If the character is present in the map already, it means that the current character is a duplicate and we should not be considering the substring with this character while calculating the result. So, take the length of the substring from the start of the window until the previous character. If the current length is greater than the result, update the result. Also since we have found a duplicate character, we need to update the start index. Another important step here is to remove all characters from the previous window from our hashmap (since we have moved our window by updating the start variable). Finally add the current character to our hashmap along with its index.
How do we update the start variable once a duplicate character is found?

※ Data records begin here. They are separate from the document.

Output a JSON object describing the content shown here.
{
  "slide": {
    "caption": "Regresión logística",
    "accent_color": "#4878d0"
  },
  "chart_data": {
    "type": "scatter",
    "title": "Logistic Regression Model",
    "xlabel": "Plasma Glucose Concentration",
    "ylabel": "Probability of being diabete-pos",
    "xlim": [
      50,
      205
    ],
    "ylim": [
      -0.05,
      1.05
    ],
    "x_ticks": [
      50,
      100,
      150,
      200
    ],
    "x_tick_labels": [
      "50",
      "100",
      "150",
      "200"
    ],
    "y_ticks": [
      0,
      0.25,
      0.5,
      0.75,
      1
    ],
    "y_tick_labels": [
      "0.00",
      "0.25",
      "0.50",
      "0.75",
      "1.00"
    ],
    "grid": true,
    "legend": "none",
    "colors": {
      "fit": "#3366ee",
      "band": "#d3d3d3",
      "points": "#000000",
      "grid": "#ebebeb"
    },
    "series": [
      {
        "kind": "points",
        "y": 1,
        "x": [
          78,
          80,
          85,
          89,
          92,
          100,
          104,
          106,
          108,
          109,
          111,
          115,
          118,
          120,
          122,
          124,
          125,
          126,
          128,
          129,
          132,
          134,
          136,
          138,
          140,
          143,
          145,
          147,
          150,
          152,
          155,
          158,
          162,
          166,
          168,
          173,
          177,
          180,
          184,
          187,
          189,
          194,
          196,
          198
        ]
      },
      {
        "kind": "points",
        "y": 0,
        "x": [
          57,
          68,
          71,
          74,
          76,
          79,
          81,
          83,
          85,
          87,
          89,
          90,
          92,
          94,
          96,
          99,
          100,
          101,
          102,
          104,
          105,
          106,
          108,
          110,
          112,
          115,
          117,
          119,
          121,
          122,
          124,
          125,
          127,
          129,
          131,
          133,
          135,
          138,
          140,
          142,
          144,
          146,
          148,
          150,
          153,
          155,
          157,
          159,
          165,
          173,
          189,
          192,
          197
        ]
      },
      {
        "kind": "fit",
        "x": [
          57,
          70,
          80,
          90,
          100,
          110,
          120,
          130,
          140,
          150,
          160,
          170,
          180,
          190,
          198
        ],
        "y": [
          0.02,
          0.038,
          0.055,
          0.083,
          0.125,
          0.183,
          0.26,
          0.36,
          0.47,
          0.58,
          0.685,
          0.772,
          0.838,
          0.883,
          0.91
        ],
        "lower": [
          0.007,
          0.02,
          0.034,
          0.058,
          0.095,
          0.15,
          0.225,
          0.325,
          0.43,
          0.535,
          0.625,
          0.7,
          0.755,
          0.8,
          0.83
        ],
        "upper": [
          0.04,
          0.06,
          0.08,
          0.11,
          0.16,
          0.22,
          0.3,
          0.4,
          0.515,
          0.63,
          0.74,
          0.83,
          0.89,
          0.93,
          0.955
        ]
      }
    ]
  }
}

Remember along with storing the characters in hashmap, we also store the index of the character in the string as hashmap value. When we get a duplicate character during our iteration what does this value in hashmap mean? It simply means that the current duplicate character was earlier found at this index represented by the hashmap value (first occurrence). Using this info we discard all the characters before the first occurrence of the duplicate including the first occurrence (discard all characters from previous window). So our new start value will be start = map[current character] + 1.
Note: Character literals are represented by uint8 or rune datatype in go.
Lets see the working of the above algorithm with an example:
Consider s = "abcabcbb" is the given string. Initially start = 0 and end = 0 and our hashmap is empty as shown in the figure below. Also we initialize result = 0.
Now we check if s[end] = 'a' is present in our hashmap. Obviously 'a' is not present in hashmap, so we add 'a' as hashmap key and 0 as hashmap value indicating 'a' is found at 0th position in string (index based position). Same is shown in figure below:
Next we increment end pointer.
Again check if s[end] = 'b' is present in map. As 'b' is not present we add it to hashmap as shown in diagram below.
Increment the end pointer, s[end] = 'c', and since it is not in map we add it to our hashmap.
Increment end again. Now s[end] = 'a'.
Now s[end]='a' is present in map, which means it is a duplicate character. Since we are looking only for substrings without repeating characters, we cannot consider the current substring "abca" for our result, so our valid substring is only till the previous character, i.e "abc".
Since we have found a duplicate the next step is to update result. result = max(result , length of substring from index 0 to 2) = max(result , length of substring "abc") = max (3,3) = 3.
Also since the current character is a duplicate, we need to update out start pointer. We update start as start = first occurrence of duplicate + 1. We can get the first occurrence of duplicate from our hashmap. So start = map['a'] + 1 = 0+1 = 1.
Next, remove all the characters before our new start index and previous start index from hashmap (in this case our previous start index was 0 and new start index which we calculated a just before this step is 1) since they are no longer in our new window, so we remove 'a' from hashmap.
Add the current character 'a' to map along with its index to hashmap. Now our diagram looks as shown below:
Increment end pointer, s[end] = 'b'.